El Llano en llamas es el primero de los cuentos desde que Rulfo decidió ordenar cronológicamente según el orden de composición este conjunto de relatos, entonces fundacionales, hoy clásicos y mañana tan inagotables como ahora. Unos cuentos que le ayudaron a encontrar el tono y la atmósfera que se prefiguran ya en Luvina y que serían el centro de Pedro Páramo, la novela que estaba escribiendo mientras componía estos relatos que influirían decisivamente en la narrativa de García Márquez, que reconoció siempre a Rulfo como su maestro.
Talpa, ¡Diles que no me maten!, Luvina o No oyes ladrar los perros son títulos imprescindibles en el canon del cuento hispanoamericano, relatos protagonizados por la desolación de personajes despojados en medio de los yermos polvorientos. Personajes herméticos y desconfiados, solitarios y vinculados casi orgánicamente a la tierra y aplastados con estoicismo por el peso de los muertos y los recuerdos.

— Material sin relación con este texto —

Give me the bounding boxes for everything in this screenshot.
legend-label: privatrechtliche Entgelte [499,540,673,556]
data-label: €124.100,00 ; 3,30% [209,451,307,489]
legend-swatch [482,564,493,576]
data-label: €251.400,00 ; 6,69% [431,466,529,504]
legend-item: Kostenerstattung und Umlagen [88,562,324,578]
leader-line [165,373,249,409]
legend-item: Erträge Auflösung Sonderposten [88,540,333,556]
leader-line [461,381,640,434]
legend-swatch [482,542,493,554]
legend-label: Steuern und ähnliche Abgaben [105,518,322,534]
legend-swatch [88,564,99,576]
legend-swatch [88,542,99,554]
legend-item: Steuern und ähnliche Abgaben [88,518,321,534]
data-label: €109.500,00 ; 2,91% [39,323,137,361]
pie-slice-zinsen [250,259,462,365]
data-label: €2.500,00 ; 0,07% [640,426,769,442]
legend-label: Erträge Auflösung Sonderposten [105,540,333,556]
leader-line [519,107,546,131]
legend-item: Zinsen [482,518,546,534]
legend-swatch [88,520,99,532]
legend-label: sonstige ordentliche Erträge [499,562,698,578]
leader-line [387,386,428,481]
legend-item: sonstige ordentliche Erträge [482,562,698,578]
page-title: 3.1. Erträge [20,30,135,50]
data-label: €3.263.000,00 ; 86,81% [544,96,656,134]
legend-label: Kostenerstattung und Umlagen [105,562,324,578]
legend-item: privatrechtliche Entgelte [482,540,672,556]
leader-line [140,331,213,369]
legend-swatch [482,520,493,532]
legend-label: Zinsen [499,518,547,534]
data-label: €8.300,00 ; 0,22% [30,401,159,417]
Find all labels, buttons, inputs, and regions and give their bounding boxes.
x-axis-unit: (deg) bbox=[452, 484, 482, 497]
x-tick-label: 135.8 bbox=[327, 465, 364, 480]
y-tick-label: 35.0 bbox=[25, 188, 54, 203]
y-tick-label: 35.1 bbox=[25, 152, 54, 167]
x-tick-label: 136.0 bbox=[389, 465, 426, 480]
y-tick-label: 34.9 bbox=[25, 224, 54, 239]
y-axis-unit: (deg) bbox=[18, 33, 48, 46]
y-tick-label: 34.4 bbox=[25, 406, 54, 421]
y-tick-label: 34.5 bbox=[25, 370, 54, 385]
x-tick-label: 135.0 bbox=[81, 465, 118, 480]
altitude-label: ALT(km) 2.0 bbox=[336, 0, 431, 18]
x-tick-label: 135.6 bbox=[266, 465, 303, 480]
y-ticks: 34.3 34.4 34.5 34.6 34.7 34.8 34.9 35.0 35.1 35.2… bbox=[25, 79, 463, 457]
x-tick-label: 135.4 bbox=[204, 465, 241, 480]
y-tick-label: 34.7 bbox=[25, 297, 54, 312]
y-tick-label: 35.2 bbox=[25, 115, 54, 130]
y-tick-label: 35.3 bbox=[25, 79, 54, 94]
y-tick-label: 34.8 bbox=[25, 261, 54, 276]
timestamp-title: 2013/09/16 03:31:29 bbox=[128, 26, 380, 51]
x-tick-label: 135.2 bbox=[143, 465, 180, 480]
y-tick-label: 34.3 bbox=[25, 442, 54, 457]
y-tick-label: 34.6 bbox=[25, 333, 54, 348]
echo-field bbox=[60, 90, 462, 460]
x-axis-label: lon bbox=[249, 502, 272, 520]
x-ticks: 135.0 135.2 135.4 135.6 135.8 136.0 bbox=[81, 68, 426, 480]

En El Llano en llamas Rulfo escribió un epitafio de aquellas tierras calcinadas; trazó en Es que somos muy pobres la imagen imborrable de una muchacha que no se casa porque pierde su dote; hizo de Macario, el niño huérfano, el protagonista del cuento que más recuerda a Faulkner; reflejó la violencia del campesino en Acuérdate y el bandidaje en La Cuesta de las Comadres; habló de los fugitivos en La noche que lo dejaron solo y en El hombre; del asesinato del patrón en el relato En la madrugada; de viajes agotadores y errancias por la tierra caliente del desierto en Talpa y en No oyes ladrar los perros; completó la intensa narración de una venganza en ¡Diles que no me maten!; describió la esterilidad de los campos en Nos han dado la tierra y, a través del monólogo de un maestro de escuela, dibujó un ámbito maldito en Luvina, “un lugar moribundo.”
Son las voces de los personajes las que sostienen estos relatos subjetivos, narrados la mayoría de ellos en primera persona, como un monólogo del narrador protagonista o del narrador testigo, o como un diálogo con las sombras mudas del interlocutor invisible al que a menudo se dirigen.
Dotados no sólo de unidad temática, sino de una notable coherencia formal, los relatos de El Llano en llamas, más allá de su trasfondo histórico concreto y de sus ásperas referencias geográficas, construyen un mundo narrativo inconfundible, cimentado en la imagen del hombre desvalido en medio de un mundo inhóspito, en medio de un vacío que está fuera del tiempo y del espacio.
Y ese mundo se levanta literariamente con el lenguaje entre poético y coloquial de unos personajes que no actúan, unos personajes que hablan o murmuran para recordar desde situaciones extremas que desencadenan los procesos de la memoria sobre los que se sustentan estos cuentos imprescindibles.
Además del texto definitivo de El Llano en llamas, esta edición conmemorativa se abre con la reproducción facsímil de la primera versión del cuento que da título al conjunto: la versión que apareció en diciembre de 1950 en la revista América.
Un cuadernillo final ofrece la reproducción en color de medio centenar de portadas de diversas traducciones del libro a muy diversas lenguas: entre una edición milanesa de 1963 y la reciente edición portuguesa de 2023.